The Covid-19 pandemic crushed vast swaths of the economy, slashing consumer demand, closing businesses, and vaporizing millions of jobs. But it’s been good to the nascent sliver of the digital economy that helps people channel their existing skills into sellable services and products.
Such products range from ebooks and meal plan templates to online classes, podcasts, membership clubs, newsletters, and porn. They proliferate on platforms including Patreon, Twitch, Substack, Etsy, Teachable, Knowable, Podia, Thinkific, Supercast, Lulu, Smashwords, Outschool, OnlyFans, and Gumroad.
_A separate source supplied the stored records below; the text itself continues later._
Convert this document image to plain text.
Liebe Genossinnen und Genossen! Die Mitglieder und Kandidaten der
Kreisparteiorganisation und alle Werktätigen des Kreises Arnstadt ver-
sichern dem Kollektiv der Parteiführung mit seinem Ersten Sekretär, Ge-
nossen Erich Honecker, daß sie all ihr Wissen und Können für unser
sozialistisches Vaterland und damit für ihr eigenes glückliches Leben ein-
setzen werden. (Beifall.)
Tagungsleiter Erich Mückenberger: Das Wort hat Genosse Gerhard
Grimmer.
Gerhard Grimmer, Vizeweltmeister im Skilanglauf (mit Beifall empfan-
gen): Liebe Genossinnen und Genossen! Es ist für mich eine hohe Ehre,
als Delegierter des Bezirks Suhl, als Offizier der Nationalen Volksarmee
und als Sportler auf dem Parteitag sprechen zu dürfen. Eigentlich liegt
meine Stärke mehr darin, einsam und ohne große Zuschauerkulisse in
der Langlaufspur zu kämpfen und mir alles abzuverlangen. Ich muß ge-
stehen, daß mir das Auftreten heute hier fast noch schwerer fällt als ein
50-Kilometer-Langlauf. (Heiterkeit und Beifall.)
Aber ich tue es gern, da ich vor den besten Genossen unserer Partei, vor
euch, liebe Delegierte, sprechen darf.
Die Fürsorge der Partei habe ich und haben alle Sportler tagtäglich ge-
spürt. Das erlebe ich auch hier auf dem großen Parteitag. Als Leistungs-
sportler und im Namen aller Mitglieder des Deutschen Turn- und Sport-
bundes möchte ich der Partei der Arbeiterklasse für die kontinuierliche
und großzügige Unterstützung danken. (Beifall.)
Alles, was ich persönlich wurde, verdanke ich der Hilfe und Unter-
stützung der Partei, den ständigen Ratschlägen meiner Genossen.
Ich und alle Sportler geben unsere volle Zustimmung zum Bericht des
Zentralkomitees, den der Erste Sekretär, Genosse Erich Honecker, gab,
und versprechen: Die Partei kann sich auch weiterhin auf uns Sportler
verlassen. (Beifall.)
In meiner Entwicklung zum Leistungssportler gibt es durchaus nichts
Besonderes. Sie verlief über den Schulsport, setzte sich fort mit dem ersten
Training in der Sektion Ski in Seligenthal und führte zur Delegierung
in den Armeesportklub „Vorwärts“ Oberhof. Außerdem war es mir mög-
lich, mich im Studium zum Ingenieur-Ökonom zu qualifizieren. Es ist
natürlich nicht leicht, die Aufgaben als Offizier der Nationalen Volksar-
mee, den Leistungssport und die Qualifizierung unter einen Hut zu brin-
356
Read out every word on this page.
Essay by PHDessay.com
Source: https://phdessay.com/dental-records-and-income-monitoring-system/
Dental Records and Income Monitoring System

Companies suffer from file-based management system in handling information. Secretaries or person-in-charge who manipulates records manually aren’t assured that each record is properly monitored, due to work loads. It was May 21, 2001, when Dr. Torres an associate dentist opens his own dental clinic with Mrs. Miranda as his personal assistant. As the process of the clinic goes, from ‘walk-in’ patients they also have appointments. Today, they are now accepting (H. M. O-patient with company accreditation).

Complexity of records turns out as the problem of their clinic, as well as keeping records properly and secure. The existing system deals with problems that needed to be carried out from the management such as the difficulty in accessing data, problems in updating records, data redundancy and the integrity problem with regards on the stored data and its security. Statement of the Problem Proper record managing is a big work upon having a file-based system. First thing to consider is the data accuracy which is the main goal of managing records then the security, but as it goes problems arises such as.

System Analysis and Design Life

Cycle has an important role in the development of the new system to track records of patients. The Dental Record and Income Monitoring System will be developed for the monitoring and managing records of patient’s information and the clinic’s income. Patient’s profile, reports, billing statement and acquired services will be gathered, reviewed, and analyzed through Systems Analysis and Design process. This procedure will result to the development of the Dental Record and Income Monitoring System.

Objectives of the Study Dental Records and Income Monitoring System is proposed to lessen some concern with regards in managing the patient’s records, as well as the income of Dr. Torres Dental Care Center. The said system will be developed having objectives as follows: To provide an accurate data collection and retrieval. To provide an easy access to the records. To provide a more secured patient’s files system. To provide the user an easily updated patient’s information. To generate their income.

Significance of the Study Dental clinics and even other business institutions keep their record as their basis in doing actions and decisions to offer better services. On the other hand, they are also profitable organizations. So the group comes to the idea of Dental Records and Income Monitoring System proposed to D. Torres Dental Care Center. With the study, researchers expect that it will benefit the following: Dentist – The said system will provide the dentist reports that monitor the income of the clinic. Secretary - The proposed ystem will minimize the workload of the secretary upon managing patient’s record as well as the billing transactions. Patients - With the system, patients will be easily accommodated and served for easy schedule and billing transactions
These platforms generally take a cut of each sale made, ranging from 5% to 50%, or charge a recurring fee to sellers for accessing their market. Tech investors have dubbed this the “passion economy,” a place where anyone can profit doing what she loves. But because that term risks both exaggerating the payoffs of this work and obscuring its ties to the gig economy, the last great labor “disruption,” we might better call it the “hustle economy:” an online labor market in which platform-dependent workers create and monetize their own digital products. Like Uber drivers or Instacart shoppers, workers in the hustle economy need a platform to succeed. But their work is individualized, self-directed, and on their own schedule — one “creator” can’t substitute for another.